Good file names with a path to their location contain plenty of easy to read, easy to understand metadata.

assets/img/blogposts_2023/my_favorite_playlist.png makes it clear that this is an image (visual) asset illustrating your favorite playlist, and it was published in a 2023 blogpost.

content/event/2023-03-08_listen-local-lithuania makes it clear that we find venue information, time, photos, texts about a dissemination event that took place on 2023-03-08.

The trick is that our automated dissemination system turns this information into a website. /event/2023-03-08_listen-local-lithuania/ becames part of a URL, so that everybody can find this information in the whole wide world.

  • Avoid the use of <space>. Space will be translated in URLs to %20, making Listen Local Lithuania Listen%20Local%20Lithuania, which is difficult to read.

  • Avoid the use of national characters. Some browsers can read the Veronika Povilionienė ė character well, others not.
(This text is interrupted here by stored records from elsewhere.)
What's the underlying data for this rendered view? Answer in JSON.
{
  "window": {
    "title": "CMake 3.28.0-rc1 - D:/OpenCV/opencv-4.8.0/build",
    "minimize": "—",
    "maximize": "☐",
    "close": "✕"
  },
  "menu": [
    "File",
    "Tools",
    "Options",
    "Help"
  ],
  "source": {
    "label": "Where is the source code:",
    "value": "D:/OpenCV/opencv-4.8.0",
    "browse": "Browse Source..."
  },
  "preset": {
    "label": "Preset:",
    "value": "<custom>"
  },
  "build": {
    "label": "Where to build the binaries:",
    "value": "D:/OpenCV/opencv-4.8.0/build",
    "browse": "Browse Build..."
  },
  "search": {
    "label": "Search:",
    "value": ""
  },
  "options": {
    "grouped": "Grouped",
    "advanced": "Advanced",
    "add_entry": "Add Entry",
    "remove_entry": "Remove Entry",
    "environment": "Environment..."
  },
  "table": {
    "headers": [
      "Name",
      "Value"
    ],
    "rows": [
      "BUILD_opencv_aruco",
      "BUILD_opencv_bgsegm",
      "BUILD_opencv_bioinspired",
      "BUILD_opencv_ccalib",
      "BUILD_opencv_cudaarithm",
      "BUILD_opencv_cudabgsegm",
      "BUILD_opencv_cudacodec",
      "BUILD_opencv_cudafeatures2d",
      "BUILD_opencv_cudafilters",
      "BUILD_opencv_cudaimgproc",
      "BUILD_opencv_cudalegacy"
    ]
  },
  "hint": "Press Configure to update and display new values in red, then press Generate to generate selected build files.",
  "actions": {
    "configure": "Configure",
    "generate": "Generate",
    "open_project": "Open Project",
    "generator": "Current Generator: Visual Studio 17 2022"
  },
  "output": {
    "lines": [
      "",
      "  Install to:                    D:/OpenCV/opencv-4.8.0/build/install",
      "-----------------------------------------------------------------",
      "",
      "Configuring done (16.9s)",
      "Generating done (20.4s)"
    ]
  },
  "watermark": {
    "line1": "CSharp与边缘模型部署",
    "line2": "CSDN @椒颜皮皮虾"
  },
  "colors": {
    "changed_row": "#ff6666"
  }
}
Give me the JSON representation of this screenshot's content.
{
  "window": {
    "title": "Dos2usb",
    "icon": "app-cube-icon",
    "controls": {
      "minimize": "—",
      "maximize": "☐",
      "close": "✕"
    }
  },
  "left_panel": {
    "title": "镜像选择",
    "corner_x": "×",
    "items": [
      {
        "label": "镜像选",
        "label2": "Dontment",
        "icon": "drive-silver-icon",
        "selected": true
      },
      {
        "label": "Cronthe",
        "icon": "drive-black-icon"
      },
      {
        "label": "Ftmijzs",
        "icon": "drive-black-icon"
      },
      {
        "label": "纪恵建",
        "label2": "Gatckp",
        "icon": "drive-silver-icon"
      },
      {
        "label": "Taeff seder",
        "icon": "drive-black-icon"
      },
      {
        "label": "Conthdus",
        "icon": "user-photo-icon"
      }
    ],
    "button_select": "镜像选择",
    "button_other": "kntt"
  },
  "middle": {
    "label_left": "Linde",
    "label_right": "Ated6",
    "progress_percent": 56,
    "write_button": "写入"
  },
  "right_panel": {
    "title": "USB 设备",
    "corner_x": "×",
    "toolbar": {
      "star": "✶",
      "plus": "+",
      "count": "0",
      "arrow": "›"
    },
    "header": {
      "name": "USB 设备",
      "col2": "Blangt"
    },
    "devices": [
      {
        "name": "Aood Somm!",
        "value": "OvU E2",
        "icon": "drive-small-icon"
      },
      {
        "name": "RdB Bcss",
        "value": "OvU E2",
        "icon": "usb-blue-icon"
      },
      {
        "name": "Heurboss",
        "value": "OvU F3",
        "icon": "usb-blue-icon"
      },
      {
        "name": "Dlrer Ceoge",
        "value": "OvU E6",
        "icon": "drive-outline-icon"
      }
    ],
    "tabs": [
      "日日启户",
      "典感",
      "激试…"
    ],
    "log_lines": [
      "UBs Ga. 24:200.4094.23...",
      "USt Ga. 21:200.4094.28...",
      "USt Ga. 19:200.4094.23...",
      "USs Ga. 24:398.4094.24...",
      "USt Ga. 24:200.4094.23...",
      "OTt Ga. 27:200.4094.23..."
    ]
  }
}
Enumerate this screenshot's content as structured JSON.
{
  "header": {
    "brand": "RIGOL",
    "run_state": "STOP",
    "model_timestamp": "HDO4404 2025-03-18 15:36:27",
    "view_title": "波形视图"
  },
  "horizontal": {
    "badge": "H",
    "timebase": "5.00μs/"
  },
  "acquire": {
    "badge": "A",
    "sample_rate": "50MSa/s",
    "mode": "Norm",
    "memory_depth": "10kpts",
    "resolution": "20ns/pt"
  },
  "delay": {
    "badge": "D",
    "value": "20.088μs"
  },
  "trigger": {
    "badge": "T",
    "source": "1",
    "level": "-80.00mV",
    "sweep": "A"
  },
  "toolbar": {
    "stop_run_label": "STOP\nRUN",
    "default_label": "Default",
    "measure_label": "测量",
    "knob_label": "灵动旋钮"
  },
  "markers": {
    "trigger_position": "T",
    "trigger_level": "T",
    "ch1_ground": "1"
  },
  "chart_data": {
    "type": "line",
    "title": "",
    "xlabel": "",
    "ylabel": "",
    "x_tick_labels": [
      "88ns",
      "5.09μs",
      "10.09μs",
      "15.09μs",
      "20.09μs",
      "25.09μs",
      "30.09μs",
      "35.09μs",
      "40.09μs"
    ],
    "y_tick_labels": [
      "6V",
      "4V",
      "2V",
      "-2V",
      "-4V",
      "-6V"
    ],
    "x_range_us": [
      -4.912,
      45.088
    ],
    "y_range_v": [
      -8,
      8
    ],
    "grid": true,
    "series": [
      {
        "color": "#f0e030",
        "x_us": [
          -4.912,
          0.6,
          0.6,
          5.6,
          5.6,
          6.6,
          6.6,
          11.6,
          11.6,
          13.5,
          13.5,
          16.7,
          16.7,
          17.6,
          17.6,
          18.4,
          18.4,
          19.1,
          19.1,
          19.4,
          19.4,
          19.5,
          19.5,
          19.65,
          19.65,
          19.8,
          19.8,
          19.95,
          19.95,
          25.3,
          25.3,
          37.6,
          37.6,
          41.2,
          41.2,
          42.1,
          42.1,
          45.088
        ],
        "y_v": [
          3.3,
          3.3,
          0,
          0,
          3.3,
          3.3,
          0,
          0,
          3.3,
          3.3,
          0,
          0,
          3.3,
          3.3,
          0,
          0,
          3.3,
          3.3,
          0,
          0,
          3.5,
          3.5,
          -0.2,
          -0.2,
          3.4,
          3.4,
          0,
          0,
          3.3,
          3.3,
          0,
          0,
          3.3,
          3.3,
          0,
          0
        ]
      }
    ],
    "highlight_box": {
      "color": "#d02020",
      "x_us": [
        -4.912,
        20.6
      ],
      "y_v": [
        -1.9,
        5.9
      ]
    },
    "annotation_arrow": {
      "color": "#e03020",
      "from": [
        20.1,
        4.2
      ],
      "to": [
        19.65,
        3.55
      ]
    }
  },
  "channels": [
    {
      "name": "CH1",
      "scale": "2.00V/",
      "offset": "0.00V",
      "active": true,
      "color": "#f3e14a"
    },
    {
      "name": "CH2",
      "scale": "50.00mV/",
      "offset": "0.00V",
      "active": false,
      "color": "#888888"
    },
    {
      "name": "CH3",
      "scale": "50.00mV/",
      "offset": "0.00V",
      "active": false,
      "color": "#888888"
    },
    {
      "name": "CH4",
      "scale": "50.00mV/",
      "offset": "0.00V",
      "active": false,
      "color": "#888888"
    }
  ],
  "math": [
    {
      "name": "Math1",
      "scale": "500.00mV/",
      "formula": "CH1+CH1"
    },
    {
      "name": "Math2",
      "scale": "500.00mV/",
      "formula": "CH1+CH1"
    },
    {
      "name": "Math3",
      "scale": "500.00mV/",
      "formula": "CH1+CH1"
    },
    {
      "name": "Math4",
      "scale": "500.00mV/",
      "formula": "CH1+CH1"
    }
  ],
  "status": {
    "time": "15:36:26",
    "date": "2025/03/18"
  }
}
Some users have Lithuanian characters, others don’t. https://lithuania.listen-local.net/musicians/veronika_povilioniene/ makes it clear that we find information (a file) about Veronika Povilionienė here. It is the very same file on our GitHub source repository (you can add more information about here there), and in the local copy on your computer (if you forked and downloaded it.)

  • Avoid the use of space, again. Most of our work is done with program codes (automated), and programming languages treat the <space> in a special way. Variable names cannot contain space in R or Python or any language.

3.4 OPA Requirements

We adhere to the Open Policy Analysis Guidelines, which aim to make your policy-related research findable to everybody in the world, not only you or your supervisor.

Standardise the file structure so that materials are organized in a way that is accessible to an informed reader: all project components are organized in a selfcontained folder using a Standard File Structure (SFS), and a readme file is included (See Chapter 10.)

Our Report on the European Music Economy is being prepared from the grant proposal stage in this format.

  • All the files are placed into a public repository. Anybody can find the files here, and suggest additions, deletions or modifications.

  • The repository has a public readme file. (in text view, here.)

Label and document each input, including data, research, and guesswork: list all inputs, and their sources, and provide links or detailed references. In practice, all our inputs are uploaded into the repositories, and they have included in the standard bibliography (.bib) files which make their citation automatic in use.

Use a version control strategy: All team members use version control software and track changes in a shared project repository. All our deliverables are delivered in a version-controlled repository.

We use Git technology (and Microsoft’s GitHub), because it offers version control for even larger groups of people.

  • Shared repositories with Git technology offer version control, history, conflict resolution that works on all Windows, Mac, Unix systems.
  • Google Drive and Dropbox do not offer version control and conflict resolution.
  • Microsoft’s SharePoint offers such solutions, but it requires costly licenses and oversight, and do not work outside of the Microsoft universe.

3.5 European Open Science Requirements (non-technical)

Before turning to the European FAIR requirements on Findability, we explain them in lay terms. While the Horizon Europe program requires full compliance with this European Open Science Cloud requirement, for most researchers and innovators it is too technical to follow.

We use globally unique and persistent identifiers: There are many bands called RAIN, many Lithuanian artists Saulė, and library catalogues know at least 33 James Campbells.

All our researchers are identified with an ORCiD identifier

Figure 3.1: All our researchers are identified with an ORCiD identifier

Do not have an ORCiD yet? You can register on orcid.org, it takes only a minute.

  • All our artists are identified with a VIAF, ISNI, GND or similar identifier.
  • All our public documents are identified with a https URL. (Now it is becoming understanble why is the file_location/on_your_sytem/events/2023_01_95_james_campell_release is so important!)

We add rich metadata. We even have a research task where we want to identify data improvement strategies!

Metadata clearly and explicitly include the identifier of the data they describe: The metadata and the dataset they describe are usually separate files. The association between a metadata file and the dataset should be made explicit by mentioning a dataset’s globally unique and persistent identifier in the metadata.

We write here about Natas Kunas, but if you look for photos about this project, you find it here; you can listen to it here, and you may find further information about the artist named Donatas Vaitkūnas in libraries or rights management database. We need to connect all this information, regardless if we release scientific texts, datasets, or even event invitations. This is a technical task but requires cooperation from the creators of digital files.

Digital assets are registered or indexed in a searchable resource: we insert all our knowledge output, sound recordings, photographs, into global collections and libraries. We put visualizations on FigShare, manuscripts on Zenodo, artist information on Wikidata and Wikipedia; details of our digital assets to global library systems via OpenAIRE and Europeana, etc.

If you placed correctly named, formatted files into the right place, we will take it from here. You will be surprised how many more people will hear about your work.